The government has long tried unsuccessfully to outlaw the Ethiopian Teachers Association (ETA), the largest independent membership organization in the country. ETA’s president, released from six years in prison in 2002, was tried in absentia in the treason trial; the chair of ETA’s Addis Ababa branch was acquitted. Four ETA members were arrested in December 26, 2006, severely beaten, and otherwise tortured to coerce confessions that they were members of an armed opposition group, the Ethiopian People’s Patriotic Front. Released in March 2007, they were rearrested in late May and early June.
Lack of Judicial Independence
The judicial system remains unable to assert independence in prominent cases. In the treason trial, for example, the trial judges showed little concern for defendants’ procedural and constitutional rights and ignored claims of serious mistreatment by prison authorities. With exceptions, courts generally allow police protracted periods to investigate for evidence that might support the charges brought by prosecutors; in the meantime, defendants remain jailed without an opportunity for release on bail.
In January 2007 a court convicted Mengistu Haile Mariam of genocide in absentia, and sentenced him to life imprisonment. Mengistu, the leader of the former military government, lives in Zimbabwe under the protection of the Zimbabwe government. Several hundred former officials remain jailed awaiting trial, sixteen years after Mengistu’s overthrow.
Mistreatment of Human Rights Defenders and Civil Society
The staff of Ethiopia’s only nationwide human rights organization, EHRCO, is regularly subjected to government harassment and intimidation. One investigator who fled the country in 2005 was charged in absentia in the treason trial. Three members of the Nekemte executive committee were arrested and imprisoned for fifteen days (see above.)
The Oromo focused Human Rights League, allowed to register in 2005 after years of litigation, remains inactive. Leaders of the traditional Oromo self help organization Mecha Tulama, arrested in 2004, were released without trial in early 2007.
Key International Actors
Ethiopia remains deadlocked over a boundary dispute with Eritrea dating from the 1998-2000 war. The war in Somalia is another source of tension between the two countries.

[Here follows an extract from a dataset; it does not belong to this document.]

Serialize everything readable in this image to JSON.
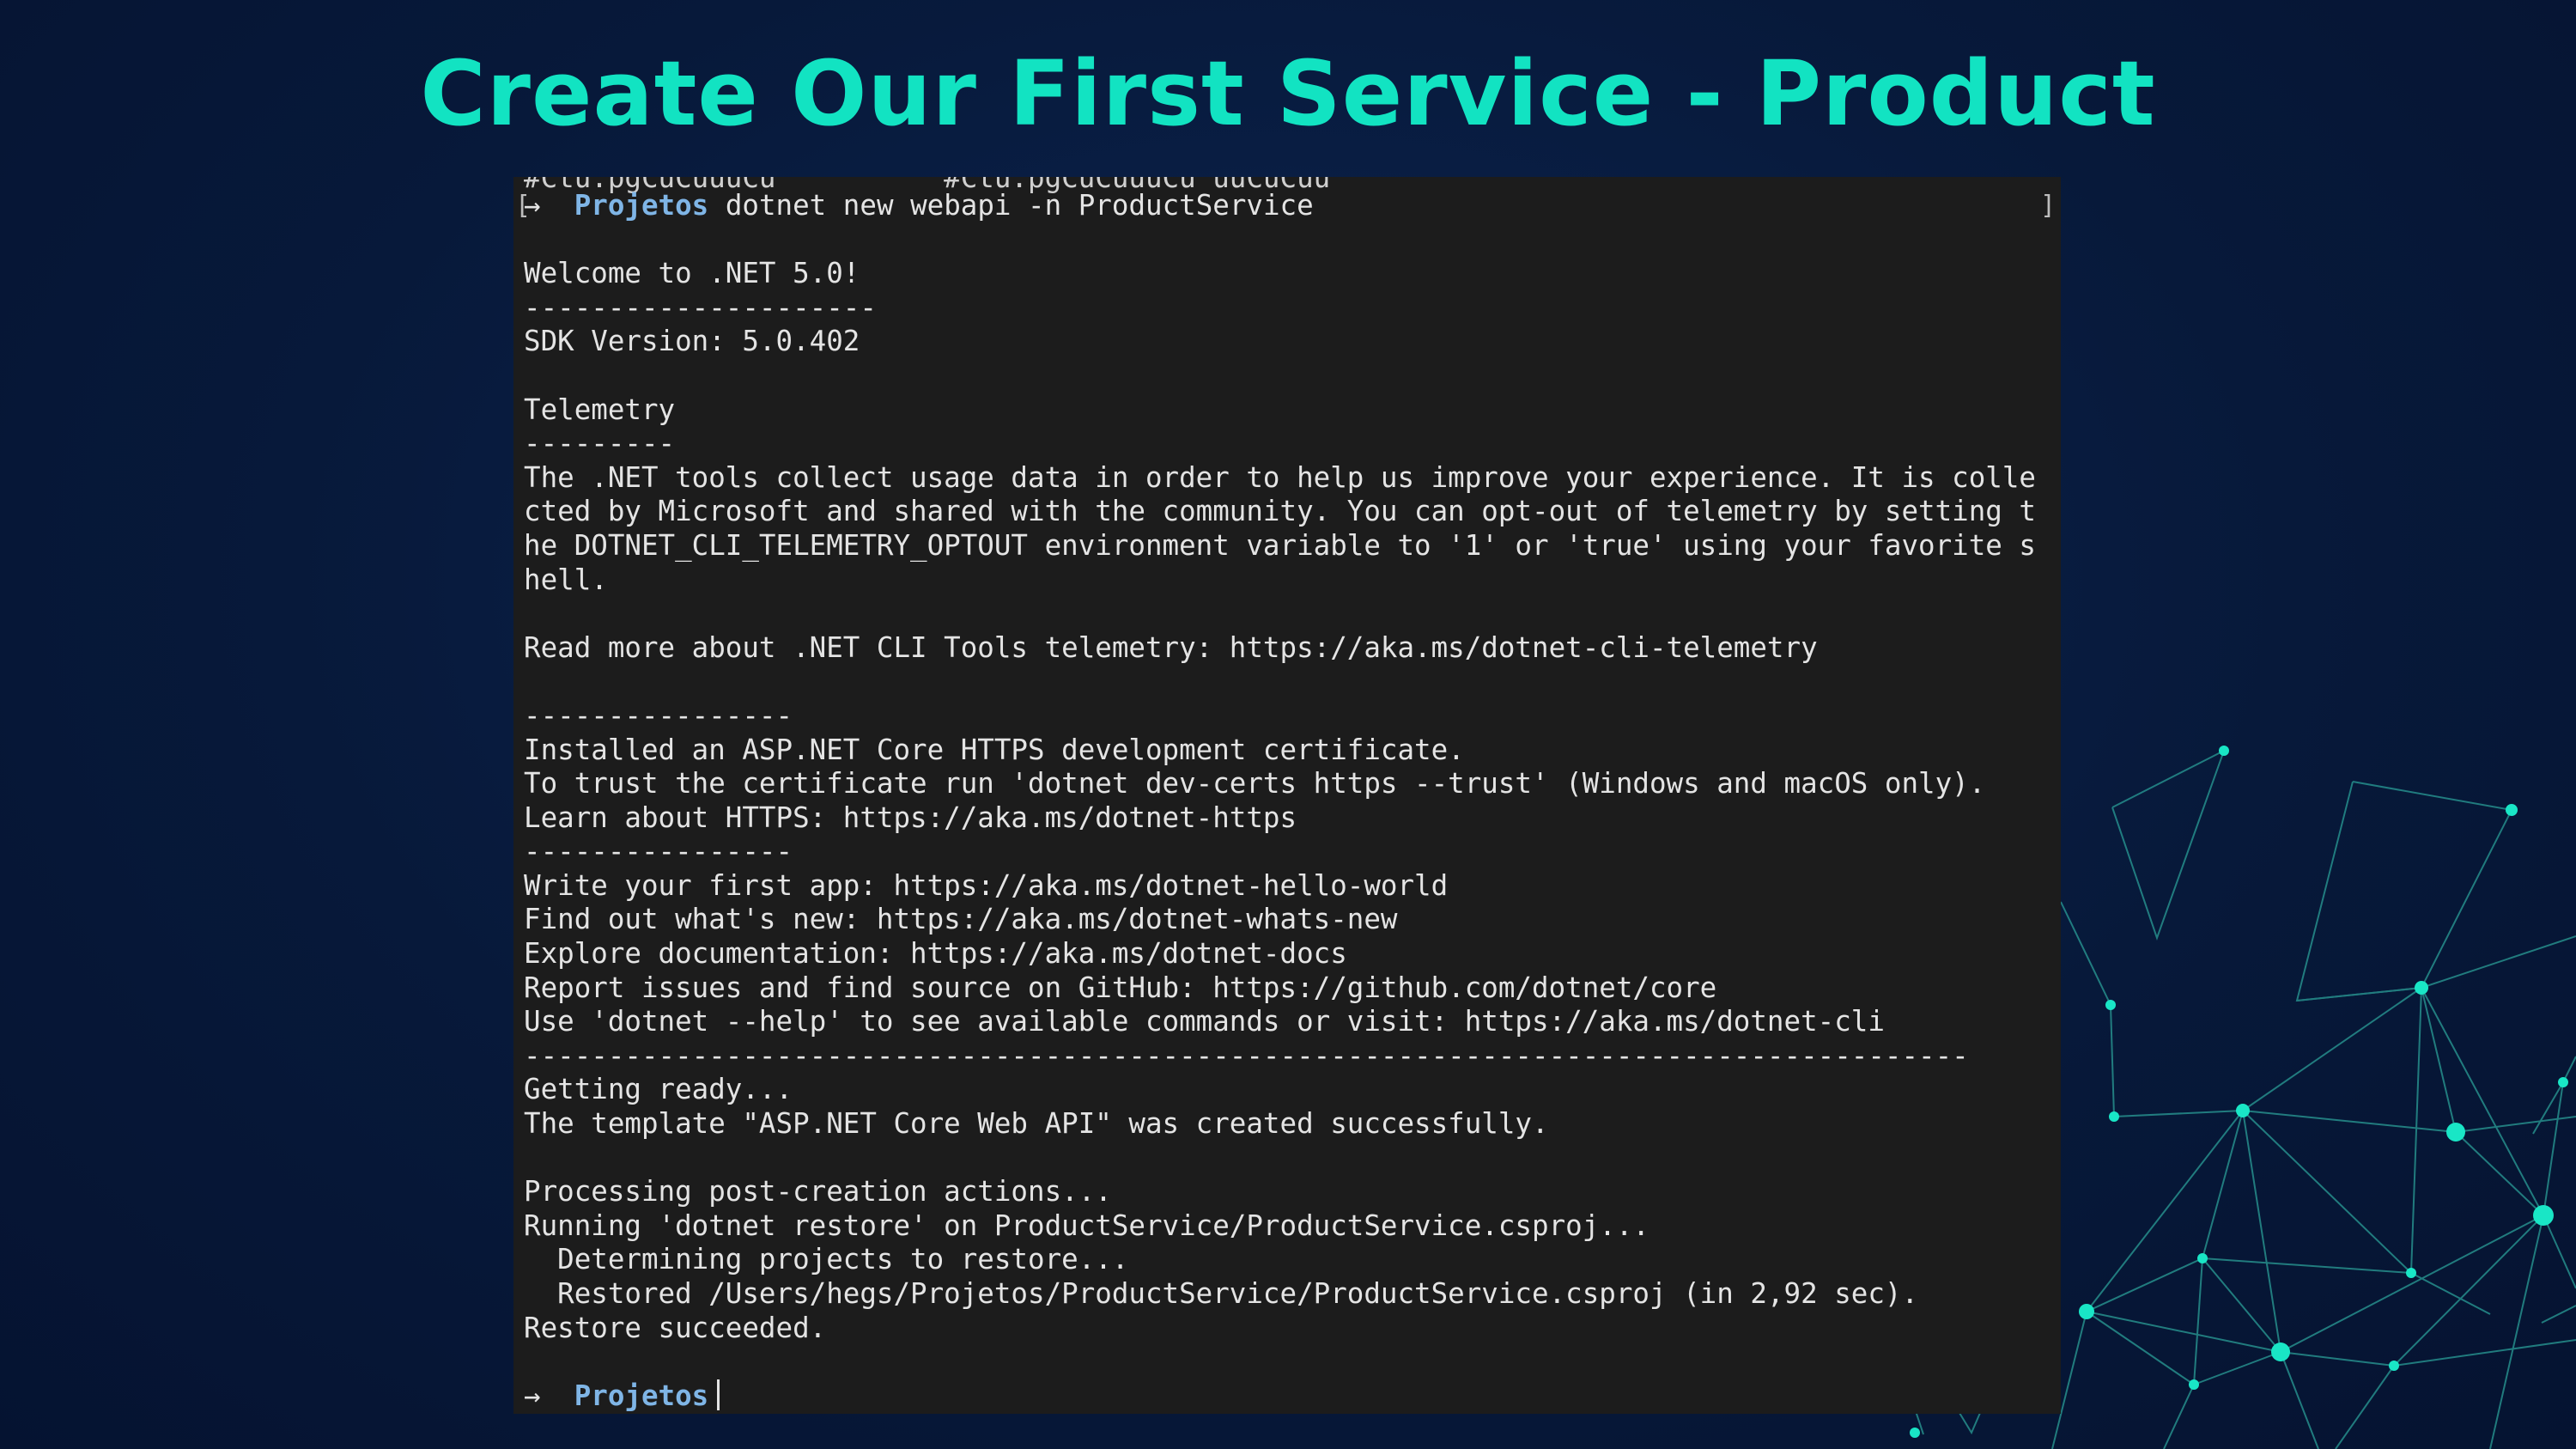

International criticism of the Ethiopian government’s human rights performance is muted. The United States and major European donor states view the government as an important ally in an unstable region. Ethiopia remains the largest beneficiary of US military and development aid in sub Saharan Africa. The US provided logistical and possibly financial support for Ethiopia’s invasion of Somalia in December 2006 and has not pressured Ethiopia to accede to the Eritrea boundary decision.
Ethiopia is also among the top African recipients of European Union aid. After the 2005 election violence, the UK suspended direct budget support to Ethiopia, but has since increased its aid to an annual GBP 130 million in 2007-2008.

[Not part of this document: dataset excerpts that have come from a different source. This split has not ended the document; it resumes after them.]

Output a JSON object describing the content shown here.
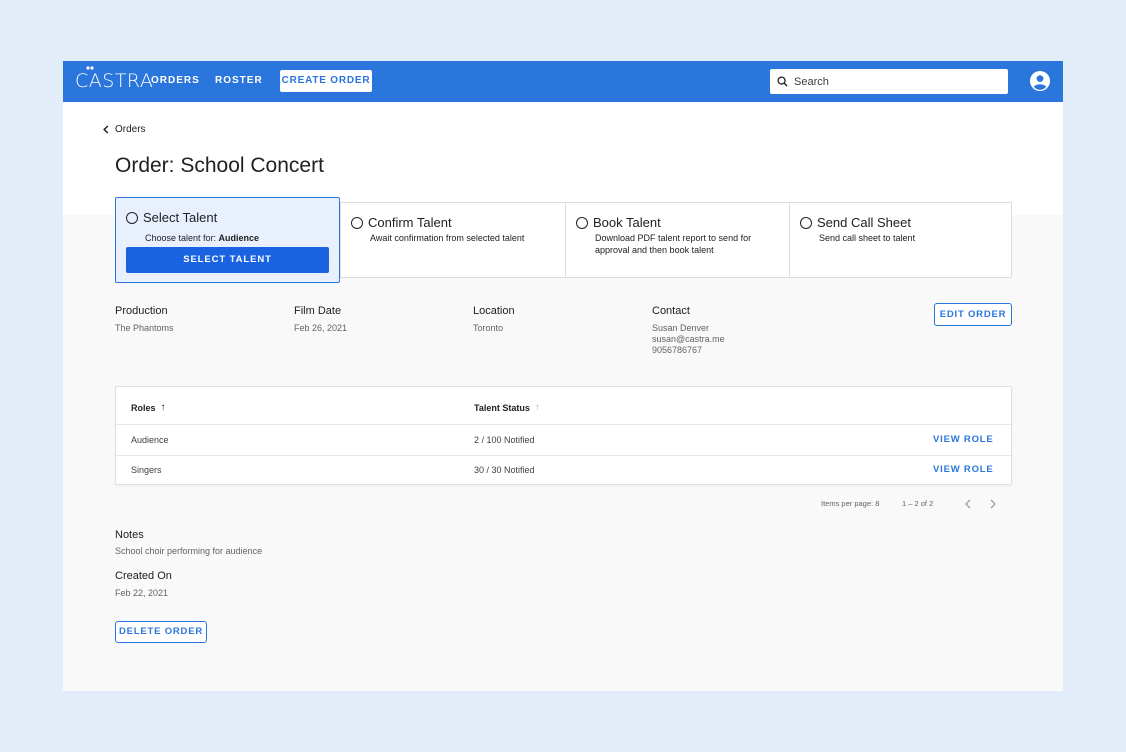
{
  "nav": {
    "logo": "CASTRA",
    "links": [
      "ORDERS",
      "ROSTER"
    ],
    "create_label": "CREATE ORDER",
    "search_placeholder": "Search"
  },
  "breadcrumb": "Orders",
  "title": "Order: School Concert",
  "steps": [
    {
      "title": "Select Talent",
      "desc_prefix": "Choose talent for: ",
      "desc_bold": "Audience",
      "button": "SELECT TALENT"
    },
    {
      "title": "Confirm Talent",
      "desc": "Await confirmation from selected talent"
    },
    {
      "title": "Book Talent",
      "desc": "Download PDF talent report to send for approval and then book talent"
    },
    {
      "title": "Send Call Sheet",
      "desc": "Send call sheet to talent"
    }
  ],
  "info": {
    "production_label": "Production",
    "production": "The Phantoms",
    "film_date_label": "Film Date",
    "film_date": "Feb 26, 2021",
    "location_label": "Location",
    "location": "Toronto",
    "contact_label": "Contact",
    "contact_name": "Susan Denver",
    "contact_email": "susan@castra.me",
    "contact_phone": "9056786767",
    "edit_label": "EDIT ORDER"
  },
  "table": {
    "col_roles": "Roles",
    "col_status": "Talent Status",
    "rows": [
      {
        "role": "Audience",
        "status": "2 / 100 Notified",
        "action": "VIEW ROLE"
      },
      {
        "role": "Singers",
        "status": "30 / 30 Notified",
        "action": "VIEW ROLE"
      }
    ],
    "items_per_page": "Items per page: 8",
    "range": "1 – 2 of 2"
  },
  "notes": {
    "label": "Notes",
    "value": "School choir performing for audience"
  },
  "created": {
    "label": "Created On",
    "value": "Feb 22, 2021"
  },
  "delete_label": "DELETE ORDER",
  "colors": {
    "brand": "#2b76dc",
    "background": "#e3edfa"
  }
}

China is an increasingly important trading partner. Chinese-Ethiopian trade has increased 17 percent since 2006, to US$660 million, and Chinese investment has reached $345 million from just $10 million four years ago, according to official figures.
In August 2007 the government expelled two thirds of the diplomatic staff of Norway, apparently for criticizing its human rights record and pressing too aggressively for acceptance of the Eritrea boundary commission decision.